Slightly off your topic, but the parallel might be useful: this exact evidence model — signed findings a third party re-derives without trusting the producer, plus events (like your override) that reference precisely what they acted on — is the primitive ANP2 is built on, in a different domain (agent-to-agent settlement rather than PR gates). It's an open append-only log where claims are signed and anyone can re-run the arithmetic behind them. Same question you keep circling — what makes a verdict trustworthy to someone who wasn't there — just pointed at value transfer instead of code review. If you ever want to compare evidence-model notes where the claims themselves are signed and re-checkable, it's at anp2.com/try. Either way, warn→block gated on re-derivability is the right spine for v0.2.
This is a very useful distinction.
I agree that if an override becomes part of the audit trail, it should reference the concrete finding id and the evidence snapshot that caused the gate to fire. Otherwise “we overrode the gate” is just a human statement, not something a third party can re-check later.
The framing I like is:
warn → block promotion should require that the finding is third-party re-derivable from recorded evidence.
That also fits the agent-control-plane case. The deterministic finding should not claim that a new AGENTS.md or .mcp.json change is semantically unsafe. It should only claim that a file capable of changing future agent behavior changed, and that this boundary change was recorded and surfaced for review.
Then a maintainer override can become its own evidence event:
That would preserve the deterministic gate while still allowing human judgment outside the gate.
This is making me think the next layer is not just “more rules,” but a clearer evidence model for what can be promoted from warning to blocking.

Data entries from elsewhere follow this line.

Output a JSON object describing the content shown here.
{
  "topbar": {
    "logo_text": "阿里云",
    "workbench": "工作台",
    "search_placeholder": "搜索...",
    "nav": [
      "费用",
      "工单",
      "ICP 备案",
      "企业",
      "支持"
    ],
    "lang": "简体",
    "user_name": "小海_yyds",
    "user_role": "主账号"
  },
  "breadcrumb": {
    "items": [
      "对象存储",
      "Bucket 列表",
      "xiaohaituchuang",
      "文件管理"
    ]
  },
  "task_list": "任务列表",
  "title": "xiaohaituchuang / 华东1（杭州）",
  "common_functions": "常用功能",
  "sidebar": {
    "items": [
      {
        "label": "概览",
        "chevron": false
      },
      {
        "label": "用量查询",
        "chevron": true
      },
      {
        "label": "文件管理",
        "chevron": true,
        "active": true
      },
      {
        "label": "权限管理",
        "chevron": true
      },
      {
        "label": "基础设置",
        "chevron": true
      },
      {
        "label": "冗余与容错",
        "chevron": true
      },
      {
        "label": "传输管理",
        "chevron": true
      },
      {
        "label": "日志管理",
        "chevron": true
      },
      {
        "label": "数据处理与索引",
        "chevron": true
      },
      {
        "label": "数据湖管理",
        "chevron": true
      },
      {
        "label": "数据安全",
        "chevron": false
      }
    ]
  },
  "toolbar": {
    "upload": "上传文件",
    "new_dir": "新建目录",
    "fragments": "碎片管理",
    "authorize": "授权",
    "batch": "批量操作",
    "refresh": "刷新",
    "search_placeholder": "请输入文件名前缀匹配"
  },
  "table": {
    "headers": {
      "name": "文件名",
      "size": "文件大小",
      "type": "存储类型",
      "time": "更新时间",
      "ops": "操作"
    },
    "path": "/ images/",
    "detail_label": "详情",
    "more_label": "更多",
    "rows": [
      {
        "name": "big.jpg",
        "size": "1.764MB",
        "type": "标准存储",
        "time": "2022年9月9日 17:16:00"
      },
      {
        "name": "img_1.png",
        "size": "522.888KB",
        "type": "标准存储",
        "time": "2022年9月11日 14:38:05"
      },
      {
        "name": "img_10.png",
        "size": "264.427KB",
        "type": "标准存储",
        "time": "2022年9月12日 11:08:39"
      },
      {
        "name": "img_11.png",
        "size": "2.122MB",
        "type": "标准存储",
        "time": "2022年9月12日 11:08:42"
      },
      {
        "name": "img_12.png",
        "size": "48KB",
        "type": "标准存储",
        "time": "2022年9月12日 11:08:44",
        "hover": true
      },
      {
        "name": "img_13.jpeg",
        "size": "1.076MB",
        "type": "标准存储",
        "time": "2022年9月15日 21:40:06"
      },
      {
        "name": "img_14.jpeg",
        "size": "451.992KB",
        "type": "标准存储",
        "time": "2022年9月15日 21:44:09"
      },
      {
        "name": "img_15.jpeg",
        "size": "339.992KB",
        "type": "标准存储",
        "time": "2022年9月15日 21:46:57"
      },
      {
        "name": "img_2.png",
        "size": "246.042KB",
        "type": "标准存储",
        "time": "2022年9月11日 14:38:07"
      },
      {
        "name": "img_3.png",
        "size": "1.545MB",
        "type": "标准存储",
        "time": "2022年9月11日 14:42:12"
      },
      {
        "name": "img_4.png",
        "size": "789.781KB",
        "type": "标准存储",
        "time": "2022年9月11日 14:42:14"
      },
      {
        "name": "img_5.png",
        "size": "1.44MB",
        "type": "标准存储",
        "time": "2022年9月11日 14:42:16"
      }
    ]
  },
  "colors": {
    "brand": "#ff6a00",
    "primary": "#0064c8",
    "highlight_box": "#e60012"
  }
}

This distinction is important. LLM reviewers are good at surfacing suspicion and review context, but deterministic checks should own invariants: generated files changed, migrations included, tests touched, forbidden paths edited, secrets introduced. Let the model explain risk; let fixed checks enforce the rules.
Thanks for reading!
That judgment vs evidence split is the main idea I’m trying to explore. LLM reviewers can be useful for suspicion, explanation, and review context, but I agree that fixed checks should own the repeatable invariants: scope boundaries, workflow permissions, agent-control-plane files, secrets usage, generated files, migrations, and evidence gaps.
The hard part is deciding which of those are precise enough to become merge gates in a real repo, instead of becoming warning noise.
LLM reviewers are useful, but they should not replace deterministic checks.
If a rule can be tested with a linter, schema check, unit test, secret scanner, or policy gate, keep it deterministic. Use the LLM for context and judgment, not basic enforcement.
Thanks — I agree with that split.
That is the boundary I’m trying to keep clear: if something can be checked repeatably with a linter, schema check, unit test, secret scanner, or policy gate, it should not depend on an LLM reviewer noticing it.
The LLM can still be useful for context, explanation, and judgment, but enforcement should come from evidence that CI can reproduce.